She finished with her hands locked on her knees, her figure bent forward, her staring gaze on the floor.
“She loved him,” Christian said gently. “She played a big stake, and she took a big risk. And he trusts her, now.”
“Then there was Stanley,” she went on, apparently without hearing him, “Stanley, who was the light of my eyes and my very soul. He was born at a time when I had begun to think I could not go on living, and his babyhood was the one bit of heaven I shall ever know. But as he grew up, day after day I saw where he was going. I watched him grow from a careless boy into a despicable, dissolute man. When once love sees, it has the terrible lightning-clearness of the gods. I watched him backing slowly into hell—the hell where I myself was already, with all mothers in like case. When the Tree took him, I was glad, for I thought everything was ended, and the long strain of deceit over. Then came the last scandal. I knew most of the others, and he knew that I knew. But this, the greatest thing in his life, the worst and yet perhaps the best thing he had ever done, he kept from me. He was false to me as to everybody else.”
“He is dead, Mother. Try to forget,” Christian put in, moved to a sudden passion of pity. “We are left, you and I. Let us help each other, if we can!”
She lifted wide, strange eyes to his pitying gaze.
“You help me? You? I would not owe you a paltry kindness, or a single kindly word!” She stood up abruptly, throwing back her head, and for a brief moment he looked, shuddering, behind the Lyndesay mask. “I have always hated you—you don’t need to be told that; but you need to be told why. There was another I loved—your father. And you are William Lyndesay’s son—William Lyndesay who was false to me from our very wedding-day, and with whom I lived twenty years, holding my peace! Ay, there is more than one curse on Crump. No wonder we are a by-word in the countryside for all that spells sorrow and hate and death! We are cursed down to the very soil we tread, and up to the roof of the shambles where we die. Judases!

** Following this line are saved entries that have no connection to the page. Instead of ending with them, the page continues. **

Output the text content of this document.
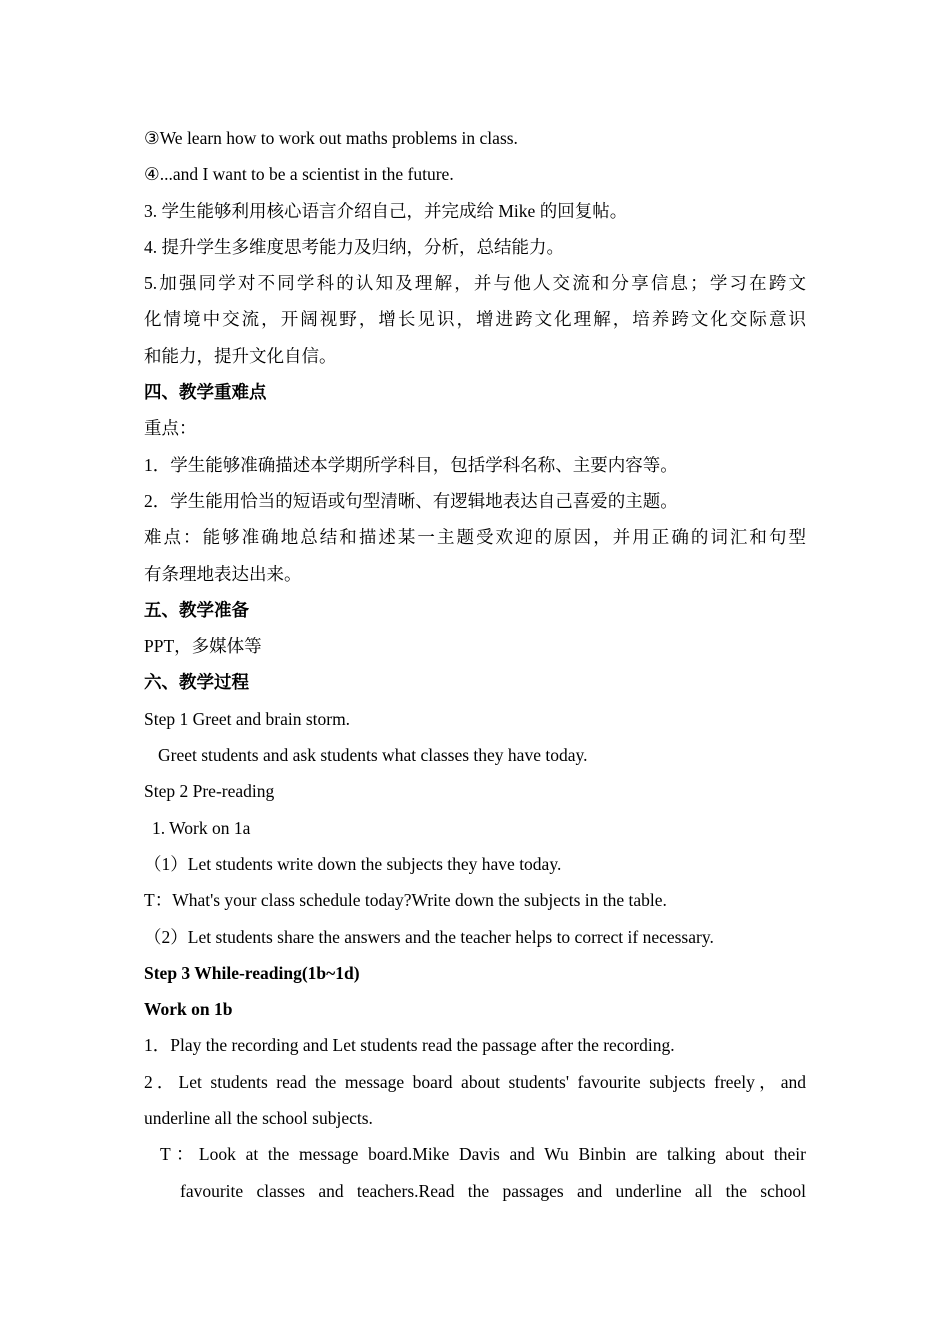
③We learn how to work out maths problems in class.
④...and I want to be a scientist in the future.
3. 学生能够利用核心语言介绍自己，并完成给 Mike 的回复帖。
4. 提升学生多维度思考能力及归纳，分析，总结能力。
5.加强同学对不同学科的认知及理解，并与他人交流和分享信息；学习在跨文
化情境中交流，开阔视野，增长见识，增进跨文化理解，培养跨文化交际意识
和能力，提升文化自信。
四、教学重难点
重点：
1．学生能够准确描述本学期所学科目，包括学科名称、主要内容等。
2．学生能用恰当的短语或句型清晰、有逻辑地表达自己喜爱的主题。
难点：能够准确地总结和描述某一主题受欢迎的原因，并用正确的词汇和句型
有条理地表达出来。
五、教学准备
PPT，多媒体等
六、教学过程
Step 1 Greet and brain storm.
Greet students and ask students what classes they have today.
Step 2 Pre-reading
1. Work on 1a
（1）Let students write down the subjects they have today.
T：What's your class schedule today?Write down the subjects in the table.
（2）Let students share the answers and the teacher helps to correct if necessary.
Step 3 While-reading(1b~1d)
Work on 1b
1．Play the recording and Let students read the passage after the recording.
2．Let students read the message board about students' favourite subjects freely，and
underline all the school subjects.
T：Look at the message board.Mike Davis and Wu Binbin are talking about their
favourite classes and teachers.Read the passages and underline all the school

Judases all!” She sank back, putting her hands to her face. “Take your pity and your help elsewhere—you who look at me with William Lyndesay’s eyes!” The hall bell rang, and Christian stepped quickly between her and the approaching servant.
“Mother!” he pleaded earnestly, very low, bending over her. “I am myself as well as my father’s son. I am your child—no treachery in the world can alter that. Forget, if you can. In time you will forgive. We are so alone, Mother, you and I!”
His voice shook as he put out a hand and laid it on hers, a passionate need of sympathy strong upon him, and his heart drew to her when she showed no outward resentment at his touch. She turned her head to the window, where by the wild light from the hurrying sky they could see the tree lashing to and fro.
“The Tree calls,” she said quietly, as Callander came in behind them on the wind. “The Tree is hungry and calls. Now may the Tree take me before I either forget or forgive!”